Zhou Weichen, Mumm Camille, Gan Yanming, Switzenberg Jessica A, Wang Jinhao, De Oliveira Paulo, Kathuria Kunal, Losh Steven J, McDonald Torrin L, Bessell Brandt, Van Deynze Kinsey, McConnell Michael J, Boyle Alan P, Mills Ryan E
Gilbert S Omenn Department of Computational Medicine and Bioinformatics, University of Michigan, Ann Arbor, MI, USA.
Department of Human Genetics, University of Michigan, Ann Arbor, MI, USA.
bioRxiv. 2024 Dec 21:2024.12.18.629274. doi: 10.1101/2024.12.18.629274.
Somatic mutations in individual cells lead to genomic mosaicism, contributing to the intricate regulatory landscape of genetic disorders and cancers. To evaluate and refine the detection of somatic mosaicism across different technologies with personalized donor-specific assembly (DSA), we obtained tissue from the dorsolateral prefrontal cortex (DLPFC) of a post-mortem neurotypical 31-year-old individual. We sequenced bulk DLPFC tissue using Oxford Nanopore Technologies (60X), NovaSeq (30X), and linked-read sequencing (~28X). Additionally, we applied Cas9 capture methodology coupled with long-read sequencing (TEnCATS), targeting active transposable elements. We also isolated and amplified DNA from flow-sorted single DLPFC neurons using MALBAC, sequencing 115 of these MALBAC libraries on Nanopore and 94 on NovaSeq. We constructed a haplotype-resolved assembly with a total length of 5.77 Gb and a phase block length of 2.67 Mb (N50) to facilitate cross-platform analysis of somatic genetic variations.

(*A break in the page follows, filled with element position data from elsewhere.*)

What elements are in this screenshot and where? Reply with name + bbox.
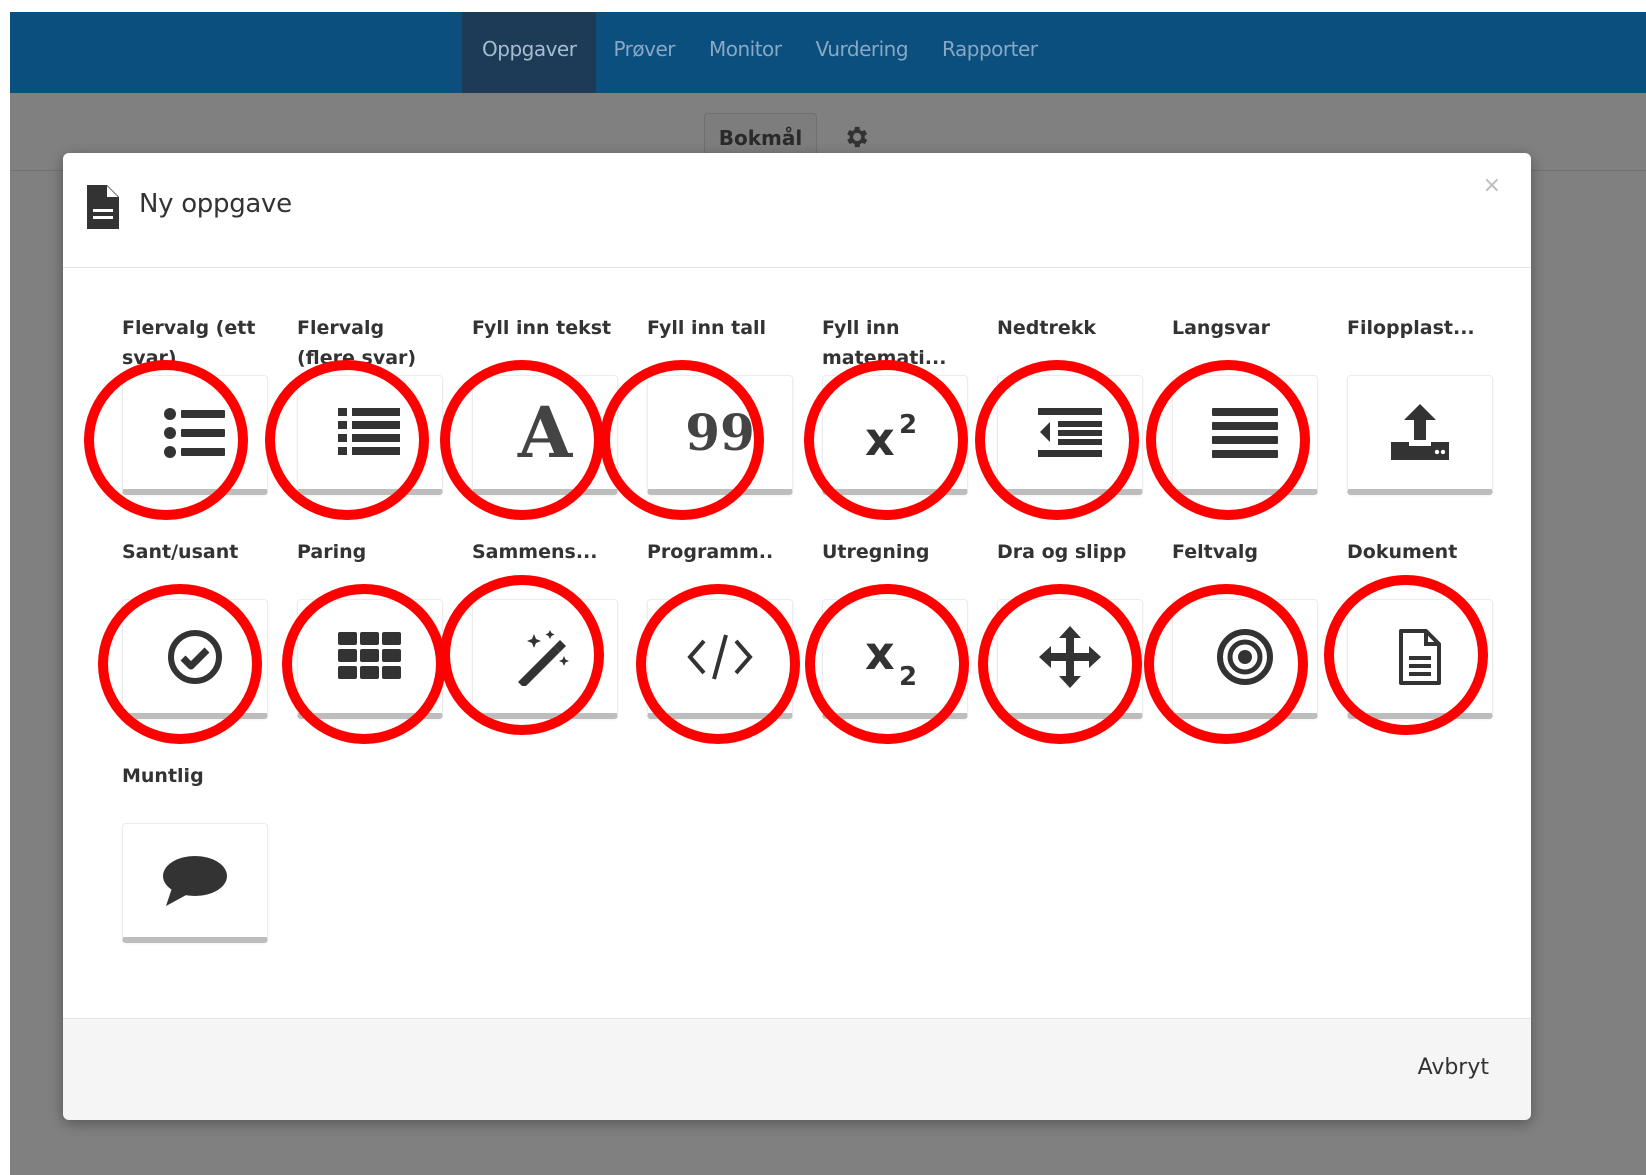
annotation-circle	[282, 584, 446, 744]
dialog-header: Ny oppgave ×	[63, 153, 1531, 268]
annotation-circle	[84, 360, 248, 520]
task-type-label: Muntlig	[122, 765, 204, 787]
file-icon	[87, 185, 119, 229]
annotation-circle	[440, 575, 604, 735]
task-type-button-filopplasting[interactable]	[1347, 375, 1493, 495]
nav-tab-prover[interactable]: Prøver	[596, 12, 692, 93]
task-type-tile: Muntlig	[122, 761, 272, 971]
annotation-circle	[1324, 575, 1488, 735]
nav-tab-monitor[interactable]: Monitor	[692, 12, 799, 93]
task-type-button-muntlig[interactable]	[122, 823, 268, 943]
nav-tab-oppgaver[interactable]: Oppgaver	[462, 12, 597, 93]
close-icon[interactable]: ×	[1483, 173, 1501, 198]
speech-bubble-icon	[163, 855, 227, 906]
nav-tab-rapporter[interactable]: Rapporter	[925, 12, 1054, 93]
annotation-circle	[1144, 584, 1308, 744]
annotation-circle	[1146, 360, 1310, 520]
annotation-circle	[636, 584, 800, 744]
annotation-circle	[978, 584, 1142, 744]
annotation-circle	[98, 584, 262, 744]
annotation-circle	[805, 584, 969, 744]
annotation-circle	[265, 360, 429, 520]
cancel-button[interactable]: Avbryt	[1418, 1055, 1489, 1080]
new-task-dialog: Ny oppgave × Flervalg (ett svar) Flerval…	[63, 153, 1531, 1120]
top-nav: Oppgaver Prøver Monitor Vurdering Rappor…	[10, 12, 1646, 93]
upload-icon	[1391, 403, 1449, 460]
annotation-circle	[975, 360, 1139, 520]
task-type-label: Filopplast...	[1347, 317, 1475, 339]
annotation-circle	[600, 360, 764, 520]
annotation-circle	[440, 360, 604, 520]
nav-tabs: Oppgaver Prøver Monitor Vurdering Rappor…	[462, 12, 1054, 93]
dialog-footer: Avbryt	[63, 1018, 1531, 1120]
nav-tab-vurdering[interactable]: Vurdering	[799, 12, 926, 93]
annotation-circle	[804, 360, 968, 520]
dialog-title: Ny oppgave	[139, 189, 292, 219]
task-type-tile: Filopplast...	[1347, 313, 1497, 523]
gear-icon[interactable]	[842, 123, 870, 151]
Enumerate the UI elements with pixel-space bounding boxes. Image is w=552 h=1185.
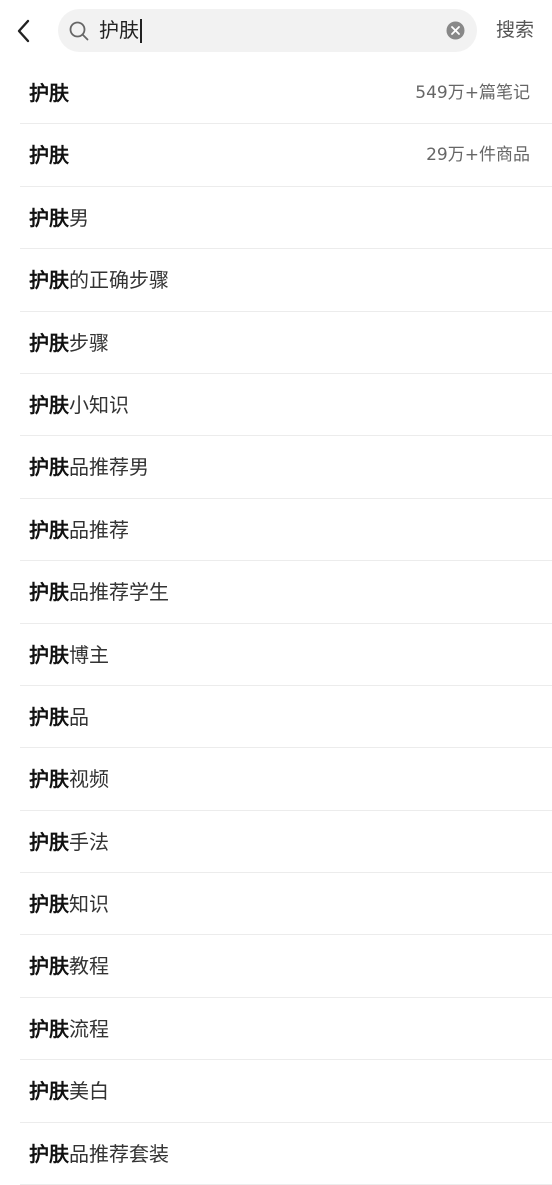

We observed an increase in the phasing rate from 11.6% to 38.0% between short-read and long-read technologies. By generating a catalog of phased germline SNVs, CNVs, and TEs from the assembled genome, we applied standard approaches to recall these variants across sequencing technologies. We achieved aggregated recall rates from 97.3% to 99.4% based on long-read bulk tissue data, setting an upper bound for detection limits. Moreover, utilizing haplotype-based analysis from DSA, we achieved a remarkable reduction in false positive somatic calls in bulk tissue, ranging from 14.9% to 72.4%. We developed pipelines leveraging DSA information to enhance somatic large genetic variant calling in long-read single cells. By examining somatic variation using long-reads in 115 individual neurons, we identified 468 candidate somatic heterozygous large deletions (1.5Mb - 20Mb), 137 of which intersected with short-read single-cell data. Additionally, we identified 61 putative somatic TEs (60 s, one LINE-1) in the single-cell data. Collectively, our analysis spans personalized assembly to single-cell somatic variant calling, providing a comprehensive approach and resource in real human tissue.
单个细胞中的体细胞突变会导致基因组镶嵌现象,这对遗传疾病和癌症复杂的调控格局有影响。为了通过个性化供体特异性组装(DSA)评估和优化不同技术对体细胞镶嵌现象的检测,我们从一名31岁的死后神经正常个体的背外侧前额叶皮层(DLPFC)获取了组织。我们使用牛津纳米孔技术(约60X)、NovaSeq(约30X)和连接读取测序(约28X)对DLPFC组织样本进行了测序。此外,我们应用了与长读长测序相结合的Cas9捕获方法(TEnCATS),靶向活跃的转座元件。我们还使用多重退火和成环循环扩增技术(MALBAC)从流式分选的单个DLPFC神经元中分离并扩增DNA,在纳米孔上对其中115个MALBAC文库进行测序,在NovaSeq上对94个进行测序。我们构建了一个单倍型解析组装体,总长度为5.77 Gb,相位块长度为2.67 Mb(N50),以促进对体细胞遗传变异的跨平台分析。我们观察到短读长技术和长读长技术之间的定相率从11.6%提高到了38.0%。通过从组装的基因组中生成一个定相的种系单核苷酸变异(SNV)、拷贝数变异(CNV)和转座元件(TE)目录,我们应用标准方法在各种测序技术中召回这些变异。基于长读长组织样本数据,我们实现了97.3%至99.4%的综合召回率,设定了检测限的上限。此外,利用基于单倍型的DSA分析,我们在组织样本中显著降低了体细胞假阳性检测率,范围从14.9%到72.4%。我们开发了利用DSA信息的流程,以增强长读长单细胞中体细胞大遗传变异的检测。通过在115个单个神经元中使用长读长检查体细胞变异,我们鉴定出468个候选体细胞杂合大缺失(1.5Mb - 20Mb),其中137个与短读长单细胞数据相交。此外,我们在单细胞数据中鉴定出61个推定的体细胞TE(60个SINE,1个LINE-1)。总的来说,我们的分析涵盖了从个性化组装到单细胞体细胞变异检测,在真实人类组织中提供了一种全面的方法和资源。